In the automotive domain, the vast majority of testing is performed through simulations, which can validate a system design before the actual implementation and can emphasize eventual faults in the design process. Hence, the simulation is of utmost importance. Behavioral models are necessary for the creation of each electronic device desired in the system, and some of the components have very complex behavior: low-dropout linear voltage regulators (LDOs), gate drivers, and switching regulators. In the automotive industry, LDOs are essential components because they power all the other subsystems and very accurate behavior is needed to make sure that the system behaves as in reality. LDO models are already commercially available and most of their intrinsic characteristics are modeled (dropout voltage, line regulation, load regulation, etc.).

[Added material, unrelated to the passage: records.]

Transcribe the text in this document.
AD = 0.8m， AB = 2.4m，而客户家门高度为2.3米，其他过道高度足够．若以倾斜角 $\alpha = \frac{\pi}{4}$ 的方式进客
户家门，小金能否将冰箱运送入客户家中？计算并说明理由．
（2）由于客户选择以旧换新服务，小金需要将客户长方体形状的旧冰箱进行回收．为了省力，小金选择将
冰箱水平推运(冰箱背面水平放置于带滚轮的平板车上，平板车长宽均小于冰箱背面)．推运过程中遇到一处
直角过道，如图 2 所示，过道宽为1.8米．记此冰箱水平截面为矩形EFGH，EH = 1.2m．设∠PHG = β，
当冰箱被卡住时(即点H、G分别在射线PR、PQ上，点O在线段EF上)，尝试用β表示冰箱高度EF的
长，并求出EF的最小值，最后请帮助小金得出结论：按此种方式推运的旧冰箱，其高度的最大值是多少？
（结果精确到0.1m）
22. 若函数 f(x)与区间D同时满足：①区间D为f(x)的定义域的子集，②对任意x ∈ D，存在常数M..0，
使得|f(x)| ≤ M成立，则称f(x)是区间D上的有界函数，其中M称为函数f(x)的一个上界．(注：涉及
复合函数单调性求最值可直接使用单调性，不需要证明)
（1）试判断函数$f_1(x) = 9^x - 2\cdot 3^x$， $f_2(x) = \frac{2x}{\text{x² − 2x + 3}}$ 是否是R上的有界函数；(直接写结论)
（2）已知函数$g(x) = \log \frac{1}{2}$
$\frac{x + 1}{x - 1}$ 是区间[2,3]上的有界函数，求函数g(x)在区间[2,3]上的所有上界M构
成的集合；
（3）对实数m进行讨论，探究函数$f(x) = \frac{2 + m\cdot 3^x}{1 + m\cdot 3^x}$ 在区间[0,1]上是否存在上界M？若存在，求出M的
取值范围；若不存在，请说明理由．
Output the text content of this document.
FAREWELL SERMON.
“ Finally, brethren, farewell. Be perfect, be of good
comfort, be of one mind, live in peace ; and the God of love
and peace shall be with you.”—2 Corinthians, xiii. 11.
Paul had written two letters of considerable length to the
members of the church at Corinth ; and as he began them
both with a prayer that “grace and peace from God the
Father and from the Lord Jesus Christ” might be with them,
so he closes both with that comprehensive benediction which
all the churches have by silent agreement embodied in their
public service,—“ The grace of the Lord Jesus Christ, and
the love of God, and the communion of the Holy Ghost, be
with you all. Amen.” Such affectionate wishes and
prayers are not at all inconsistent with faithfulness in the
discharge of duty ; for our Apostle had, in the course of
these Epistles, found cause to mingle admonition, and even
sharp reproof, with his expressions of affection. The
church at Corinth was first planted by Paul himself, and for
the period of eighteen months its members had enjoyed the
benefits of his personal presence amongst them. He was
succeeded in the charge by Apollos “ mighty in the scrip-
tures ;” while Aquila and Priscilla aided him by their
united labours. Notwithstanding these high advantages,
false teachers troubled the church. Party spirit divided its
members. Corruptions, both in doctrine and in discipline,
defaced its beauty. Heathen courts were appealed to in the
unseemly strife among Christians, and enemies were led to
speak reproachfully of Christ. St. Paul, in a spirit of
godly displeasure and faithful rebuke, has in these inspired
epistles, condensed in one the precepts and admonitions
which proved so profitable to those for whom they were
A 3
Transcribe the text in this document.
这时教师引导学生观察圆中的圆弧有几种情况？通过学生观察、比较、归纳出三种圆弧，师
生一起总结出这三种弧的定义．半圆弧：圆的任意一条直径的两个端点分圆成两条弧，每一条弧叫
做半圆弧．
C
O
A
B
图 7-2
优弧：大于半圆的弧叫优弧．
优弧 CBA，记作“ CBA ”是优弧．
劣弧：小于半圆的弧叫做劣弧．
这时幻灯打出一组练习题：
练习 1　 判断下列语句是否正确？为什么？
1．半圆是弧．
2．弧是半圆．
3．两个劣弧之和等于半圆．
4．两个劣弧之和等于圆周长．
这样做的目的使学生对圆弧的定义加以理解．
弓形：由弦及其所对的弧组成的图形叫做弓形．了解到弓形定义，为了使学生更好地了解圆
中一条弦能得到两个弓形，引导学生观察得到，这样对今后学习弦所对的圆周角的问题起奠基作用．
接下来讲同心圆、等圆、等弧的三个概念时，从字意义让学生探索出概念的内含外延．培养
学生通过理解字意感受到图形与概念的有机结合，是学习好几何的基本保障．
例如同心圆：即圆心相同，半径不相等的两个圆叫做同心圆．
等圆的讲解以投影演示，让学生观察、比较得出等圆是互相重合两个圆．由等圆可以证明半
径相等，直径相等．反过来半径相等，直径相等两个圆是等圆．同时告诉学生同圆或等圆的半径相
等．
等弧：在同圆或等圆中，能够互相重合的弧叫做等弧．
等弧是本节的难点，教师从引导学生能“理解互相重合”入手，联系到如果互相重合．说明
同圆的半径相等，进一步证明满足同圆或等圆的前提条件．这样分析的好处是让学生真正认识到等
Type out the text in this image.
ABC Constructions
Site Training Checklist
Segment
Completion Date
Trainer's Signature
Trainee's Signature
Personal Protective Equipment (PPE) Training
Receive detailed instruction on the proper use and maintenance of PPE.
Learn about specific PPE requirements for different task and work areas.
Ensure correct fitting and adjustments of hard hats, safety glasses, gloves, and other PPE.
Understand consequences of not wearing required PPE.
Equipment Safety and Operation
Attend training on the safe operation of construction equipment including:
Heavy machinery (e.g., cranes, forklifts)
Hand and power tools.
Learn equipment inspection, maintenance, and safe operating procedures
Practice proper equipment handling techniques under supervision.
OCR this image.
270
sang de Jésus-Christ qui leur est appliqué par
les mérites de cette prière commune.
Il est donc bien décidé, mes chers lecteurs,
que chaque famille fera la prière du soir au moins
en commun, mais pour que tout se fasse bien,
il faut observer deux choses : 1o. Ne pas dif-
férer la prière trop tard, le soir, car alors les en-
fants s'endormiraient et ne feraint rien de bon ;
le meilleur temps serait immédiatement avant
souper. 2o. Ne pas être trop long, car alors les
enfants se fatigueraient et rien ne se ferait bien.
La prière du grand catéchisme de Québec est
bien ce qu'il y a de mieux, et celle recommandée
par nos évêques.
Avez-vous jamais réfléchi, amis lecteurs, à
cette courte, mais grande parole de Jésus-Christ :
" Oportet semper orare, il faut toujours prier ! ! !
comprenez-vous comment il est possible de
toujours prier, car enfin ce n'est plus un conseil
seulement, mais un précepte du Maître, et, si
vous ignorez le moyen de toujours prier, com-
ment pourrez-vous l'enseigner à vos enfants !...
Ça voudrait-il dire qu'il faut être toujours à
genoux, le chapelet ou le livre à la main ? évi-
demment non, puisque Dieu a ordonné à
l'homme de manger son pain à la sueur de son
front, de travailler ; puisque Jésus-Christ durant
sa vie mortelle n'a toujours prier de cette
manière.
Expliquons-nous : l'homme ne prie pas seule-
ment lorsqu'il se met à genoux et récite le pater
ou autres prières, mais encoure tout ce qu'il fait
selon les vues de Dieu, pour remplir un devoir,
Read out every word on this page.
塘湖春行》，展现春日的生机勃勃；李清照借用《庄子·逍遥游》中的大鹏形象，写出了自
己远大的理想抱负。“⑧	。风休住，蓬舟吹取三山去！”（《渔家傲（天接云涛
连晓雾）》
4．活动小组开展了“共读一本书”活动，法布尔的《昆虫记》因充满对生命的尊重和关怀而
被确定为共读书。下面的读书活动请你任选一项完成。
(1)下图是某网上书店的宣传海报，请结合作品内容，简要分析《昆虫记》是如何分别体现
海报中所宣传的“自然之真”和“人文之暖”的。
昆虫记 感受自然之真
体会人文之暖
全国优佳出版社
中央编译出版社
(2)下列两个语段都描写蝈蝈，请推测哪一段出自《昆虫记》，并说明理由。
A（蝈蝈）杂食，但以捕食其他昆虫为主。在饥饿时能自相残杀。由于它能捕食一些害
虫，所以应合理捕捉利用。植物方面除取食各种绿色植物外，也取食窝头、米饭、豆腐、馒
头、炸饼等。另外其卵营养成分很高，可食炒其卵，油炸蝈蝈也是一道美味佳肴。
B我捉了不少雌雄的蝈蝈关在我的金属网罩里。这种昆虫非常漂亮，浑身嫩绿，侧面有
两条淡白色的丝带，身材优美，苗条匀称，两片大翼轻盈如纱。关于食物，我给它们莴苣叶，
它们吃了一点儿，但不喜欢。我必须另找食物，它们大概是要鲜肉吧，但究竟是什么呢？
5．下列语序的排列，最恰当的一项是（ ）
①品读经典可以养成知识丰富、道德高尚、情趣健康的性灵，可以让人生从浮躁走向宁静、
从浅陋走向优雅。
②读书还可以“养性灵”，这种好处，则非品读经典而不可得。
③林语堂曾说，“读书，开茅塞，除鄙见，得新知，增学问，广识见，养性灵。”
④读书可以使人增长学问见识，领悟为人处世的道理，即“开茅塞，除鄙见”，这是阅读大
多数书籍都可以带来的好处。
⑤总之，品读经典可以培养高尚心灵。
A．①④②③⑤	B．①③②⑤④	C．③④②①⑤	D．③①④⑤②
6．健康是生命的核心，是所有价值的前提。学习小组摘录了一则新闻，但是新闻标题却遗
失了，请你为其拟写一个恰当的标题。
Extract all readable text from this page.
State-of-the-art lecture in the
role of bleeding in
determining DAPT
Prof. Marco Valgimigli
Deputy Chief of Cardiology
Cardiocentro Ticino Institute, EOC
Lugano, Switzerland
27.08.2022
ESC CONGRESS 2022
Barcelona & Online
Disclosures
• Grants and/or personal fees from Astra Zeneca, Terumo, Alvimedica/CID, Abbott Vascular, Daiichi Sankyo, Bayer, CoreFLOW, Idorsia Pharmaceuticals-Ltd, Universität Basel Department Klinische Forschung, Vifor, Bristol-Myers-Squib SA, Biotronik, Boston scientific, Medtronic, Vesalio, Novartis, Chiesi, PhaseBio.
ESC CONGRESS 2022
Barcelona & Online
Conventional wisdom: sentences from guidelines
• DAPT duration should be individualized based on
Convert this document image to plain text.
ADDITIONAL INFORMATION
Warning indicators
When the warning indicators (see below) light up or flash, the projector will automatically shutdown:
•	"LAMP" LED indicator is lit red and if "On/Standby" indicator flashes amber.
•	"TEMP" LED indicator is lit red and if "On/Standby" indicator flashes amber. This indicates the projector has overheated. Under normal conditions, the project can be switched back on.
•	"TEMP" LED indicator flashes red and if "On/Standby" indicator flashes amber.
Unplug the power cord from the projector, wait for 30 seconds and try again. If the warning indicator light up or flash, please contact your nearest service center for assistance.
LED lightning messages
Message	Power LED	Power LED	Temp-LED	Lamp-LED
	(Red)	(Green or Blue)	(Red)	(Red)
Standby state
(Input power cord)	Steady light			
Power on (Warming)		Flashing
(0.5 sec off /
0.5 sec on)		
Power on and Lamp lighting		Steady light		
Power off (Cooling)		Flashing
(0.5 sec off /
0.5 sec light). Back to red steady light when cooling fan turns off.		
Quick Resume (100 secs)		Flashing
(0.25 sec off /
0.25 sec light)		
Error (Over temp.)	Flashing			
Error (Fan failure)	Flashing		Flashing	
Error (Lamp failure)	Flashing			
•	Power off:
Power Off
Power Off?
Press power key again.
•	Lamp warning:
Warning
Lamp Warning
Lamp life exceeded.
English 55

However, one characteristic that is extremely useful, yet the hardest to model, is the power supply rejection ratio (PSRR). This paper proposes a new PSRR modeling technique for automotive low-dropout voltage regulators. The new PSRR characteristic was modeled for an automotive LDO product in a Texas Instruments portfolio, which has a commercially available model, and was simulated using the PSpice Allegro simulator and the OrCAD Capture CIS environment.